Virtual reality makes it possible to collect a lot of data so as to evaluate both the players’ performance and the educational quality of the exercise.
The first exercise took place in a virtual underground station in which three players (a firefighter, a police officer, and a doctor) had to fulfil a mission. The aim was to plunge them into a realistic environment, connect them to a crisis unit providing them with instructions, and to collect data on the exercise. A second exercise took place in a 3D replica of part of the IMT Industrial Engineering Center building which we had set on fire. The exercise, which included civilians and firefighters, introduced uncertainty and variability with a player who could choose from several predefined locations where to start a fire.
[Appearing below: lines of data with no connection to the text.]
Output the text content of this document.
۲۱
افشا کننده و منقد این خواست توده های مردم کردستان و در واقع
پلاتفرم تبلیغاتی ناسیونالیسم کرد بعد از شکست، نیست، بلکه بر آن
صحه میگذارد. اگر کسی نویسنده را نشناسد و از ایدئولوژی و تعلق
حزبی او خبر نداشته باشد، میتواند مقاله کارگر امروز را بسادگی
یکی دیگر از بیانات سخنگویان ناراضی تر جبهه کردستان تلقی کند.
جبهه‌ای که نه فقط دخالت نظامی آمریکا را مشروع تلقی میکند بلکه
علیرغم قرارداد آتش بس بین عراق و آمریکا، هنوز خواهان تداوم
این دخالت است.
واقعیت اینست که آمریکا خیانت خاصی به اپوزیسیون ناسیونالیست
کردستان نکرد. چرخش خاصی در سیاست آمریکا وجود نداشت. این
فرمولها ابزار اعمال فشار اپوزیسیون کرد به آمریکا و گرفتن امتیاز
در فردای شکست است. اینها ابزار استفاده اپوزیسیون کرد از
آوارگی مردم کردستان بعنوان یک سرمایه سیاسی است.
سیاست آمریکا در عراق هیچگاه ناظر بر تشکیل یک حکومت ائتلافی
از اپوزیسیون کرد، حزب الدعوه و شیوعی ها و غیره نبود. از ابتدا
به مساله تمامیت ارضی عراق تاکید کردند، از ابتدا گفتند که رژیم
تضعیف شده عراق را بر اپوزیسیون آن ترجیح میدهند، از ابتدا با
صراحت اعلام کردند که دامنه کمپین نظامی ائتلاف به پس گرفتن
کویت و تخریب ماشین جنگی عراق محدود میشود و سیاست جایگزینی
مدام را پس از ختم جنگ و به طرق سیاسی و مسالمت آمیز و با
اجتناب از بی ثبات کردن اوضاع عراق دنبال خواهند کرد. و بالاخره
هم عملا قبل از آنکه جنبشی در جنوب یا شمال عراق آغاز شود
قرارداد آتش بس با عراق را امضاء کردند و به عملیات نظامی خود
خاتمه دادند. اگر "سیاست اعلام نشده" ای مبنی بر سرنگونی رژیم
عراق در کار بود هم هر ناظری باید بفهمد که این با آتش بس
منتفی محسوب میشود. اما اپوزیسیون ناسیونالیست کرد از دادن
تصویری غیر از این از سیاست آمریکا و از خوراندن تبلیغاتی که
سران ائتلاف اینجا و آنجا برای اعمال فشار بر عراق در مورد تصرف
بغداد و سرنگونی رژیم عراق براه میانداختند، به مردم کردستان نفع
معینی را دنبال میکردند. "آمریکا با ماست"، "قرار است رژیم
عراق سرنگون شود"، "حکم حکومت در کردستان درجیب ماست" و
The third and most accomplished iteration enabled us to bring into play the following four functionalities:
- The realistic environment, with a terrorist attack simultaneously combining an arson attack in the Albi cathedral and a shooter in the Albi École des Mines.
- The gamemaster tool, a player sharing the same virtual space as the players, who is invisible and almighty.
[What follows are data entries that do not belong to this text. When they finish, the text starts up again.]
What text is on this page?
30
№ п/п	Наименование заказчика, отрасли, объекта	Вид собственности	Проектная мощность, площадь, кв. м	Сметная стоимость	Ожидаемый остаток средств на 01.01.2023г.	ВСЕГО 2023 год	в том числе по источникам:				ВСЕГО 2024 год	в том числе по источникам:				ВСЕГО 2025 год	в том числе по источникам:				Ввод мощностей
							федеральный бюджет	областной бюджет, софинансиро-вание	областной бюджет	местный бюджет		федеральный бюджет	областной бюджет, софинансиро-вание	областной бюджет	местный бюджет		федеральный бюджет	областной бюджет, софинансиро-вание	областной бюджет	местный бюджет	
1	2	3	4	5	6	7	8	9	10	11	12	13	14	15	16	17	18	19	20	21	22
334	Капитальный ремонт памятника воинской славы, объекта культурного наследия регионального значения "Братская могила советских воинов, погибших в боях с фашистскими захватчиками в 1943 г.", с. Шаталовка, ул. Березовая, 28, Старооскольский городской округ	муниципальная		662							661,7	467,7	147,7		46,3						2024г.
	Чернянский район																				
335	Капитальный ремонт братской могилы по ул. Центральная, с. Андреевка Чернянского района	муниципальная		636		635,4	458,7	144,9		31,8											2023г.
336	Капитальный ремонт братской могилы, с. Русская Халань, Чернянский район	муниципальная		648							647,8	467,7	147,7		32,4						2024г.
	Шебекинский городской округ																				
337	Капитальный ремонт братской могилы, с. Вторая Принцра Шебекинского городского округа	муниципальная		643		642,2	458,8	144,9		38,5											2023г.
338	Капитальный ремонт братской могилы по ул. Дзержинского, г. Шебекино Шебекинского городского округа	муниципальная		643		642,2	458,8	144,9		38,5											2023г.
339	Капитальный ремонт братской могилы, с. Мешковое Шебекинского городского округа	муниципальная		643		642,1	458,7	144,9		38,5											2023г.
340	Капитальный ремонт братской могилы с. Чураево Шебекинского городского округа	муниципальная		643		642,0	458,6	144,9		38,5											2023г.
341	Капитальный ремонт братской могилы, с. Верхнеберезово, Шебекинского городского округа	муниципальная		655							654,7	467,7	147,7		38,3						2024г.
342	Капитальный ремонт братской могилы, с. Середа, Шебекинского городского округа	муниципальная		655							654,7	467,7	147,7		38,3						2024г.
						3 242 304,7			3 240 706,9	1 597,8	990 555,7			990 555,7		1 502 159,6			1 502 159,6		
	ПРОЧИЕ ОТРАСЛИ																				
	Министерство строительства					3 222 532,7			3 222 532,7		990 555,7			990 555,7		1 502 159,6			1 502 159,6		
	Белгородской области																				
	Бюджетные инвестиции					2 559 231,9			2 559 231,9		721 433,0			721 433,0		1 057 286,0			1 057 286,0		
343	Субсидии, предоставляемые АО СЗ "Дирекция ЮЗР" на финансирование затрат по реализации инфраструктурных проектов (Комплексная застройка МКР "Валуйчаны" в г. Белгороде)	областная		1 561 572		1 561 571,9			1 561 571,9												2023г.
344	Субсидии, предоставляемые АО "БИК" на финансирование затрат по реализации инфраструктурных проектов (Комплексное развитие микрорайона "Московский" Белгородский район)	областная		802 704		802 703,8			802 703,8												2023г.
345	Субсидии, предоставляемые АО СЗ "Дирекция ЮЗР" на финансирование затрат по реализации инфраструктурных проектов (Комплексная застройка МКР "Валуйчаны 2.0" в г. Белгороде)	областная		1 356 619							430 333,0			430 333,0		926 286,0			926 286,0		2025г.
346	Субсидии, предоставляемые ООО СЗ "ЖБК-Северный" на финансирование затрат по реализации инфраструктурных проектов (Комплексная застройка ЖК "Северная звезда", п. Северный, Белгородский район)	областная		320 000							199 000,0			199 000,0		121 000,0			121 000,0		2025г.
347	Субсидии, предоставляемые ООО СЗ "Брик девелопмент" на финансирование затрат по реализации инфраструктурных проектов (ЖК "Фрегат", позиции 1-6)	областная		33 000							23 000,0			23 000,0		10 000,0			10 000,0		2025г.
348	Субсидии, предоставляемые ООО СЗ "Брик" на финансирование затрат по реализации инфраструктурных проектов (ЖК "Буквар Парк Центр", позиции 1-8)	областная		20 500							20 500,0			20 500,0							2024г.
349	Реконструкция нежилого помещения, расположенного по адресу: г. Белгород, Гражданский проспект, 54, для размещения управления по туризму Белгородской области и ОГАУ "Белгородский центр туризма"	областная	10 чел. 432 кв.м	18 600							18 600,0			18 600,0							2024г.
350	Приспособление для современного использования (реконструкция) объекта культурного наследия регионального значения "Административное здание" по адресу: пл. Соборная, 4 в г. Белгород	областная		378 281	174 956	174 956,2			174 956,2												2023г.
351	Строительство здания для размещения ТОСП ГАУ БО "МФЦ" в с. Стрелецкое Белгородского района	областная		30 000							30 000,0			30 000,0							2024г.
- The crisis unit, whose players were also immersed in the virtual environment. Gathered around a 3D map augmented with data and assisted by artificial intelligence tools that suggested actions, they could make decisions and transmit information and instructions to the firefighters.
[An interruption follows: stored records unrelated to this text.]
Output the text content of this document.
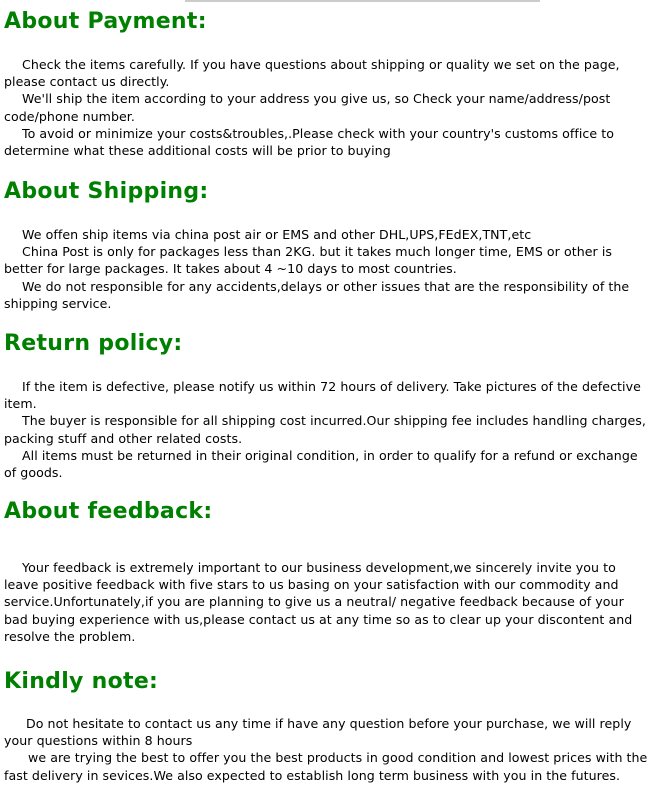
About Payment:

Check the items carefully. If you have questions about shipping or quality we set on the page, please contact us directly.

We'll ship the item according to your address you give us, so Check your name/address/post code/phone number.

To avoid or minimize your costs&troubles,.Please check with your country's customs office to determine what these additional costs will be prior to buying

About Shipping:

We offen ship items via china post air or EMS and other DHL,UPS,FEdEX,TNT,etc

China Post is only for packages less than 2KG. but it takes much longer time, EMS or other is better for large packages. It takes about 4 ~10 days to most countries.

We do not responsible for any accidents,delays or other issues that are the responsibility of the shipping service.

Return policy:

If the item is defective, please notify us within 72 hours of delivery. Take pictures of the defective item.

The buyer is responsible for all shipping cost incurred.Our shipping fee includes handling charges, packing stuff and other related costs.

All items must be returned in their original condition, in order to qualify for a refund or exchange of goods.

About feedback:

Your feedback is extremely important to our business development,we sincerely invite you to leave positive feedback with five stars to us basing on your satisfaction with our commodity and service.Unfortunately,if you are planning to give us a neutral/ negative feedback because of your bad buying experience with us,please contact us at any time so as to clear up your discontent and resolve the problem.

Kindly note:

Do not hesitate to contact us any time if have any question before your purchase, we will reply your questions within 8 hours

we are trying the best to offer you the best products in good condition and lowest prices with the fast delivery in sevices.We also expected to establish long term business with you in the futures.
- Finally, the dashboards enabling visualization of the data on the progress of the exercise. This project won the Laval Virtual Awards 2022 in the “industry” category.
What are the essential parameters to take into account when carrying out this type of project within a company?
The first question to ask is that of equipment: what to choose and when is the right time to invest? Immersive technologies are evolving fast, it is important to be cautious so as to avoid the risk of buying equipment that will be obsolete after two years. The second question: how easy is it to obtain a 3D model of my building? This stage takes time and requires a minimum of resources (2D plans, 3D scans, etc.). The crucial point is that of the double take-up by the company’s safety manager on the one hand, and by the people requiring training on the other. To maximize the chances of take-up, it is necessary to make sure the exercises are made well and that users are accompanied.
What are the most interesting perspectives offered by virtual reality in the field of safety?
We have talked about the ability of immersive technologies to copy reality, but we have not mentioned their ability to be freed from it… Imagine being projected into an environment in which spheres representing risks are floating around you. The closer they are, the more likely they are to occur. The bigger they are, the bigger the reach of their action. The redder they are, the more dangerous they are. And they also have connections… This way of representing risks is much more explicit than diagrams. The ability to provide new services relating to immersive data visualization and, especially, facilitated interaction with artificial intelligence tools that today are generally very difficult to access, are fascinating perspectives of virtual reality.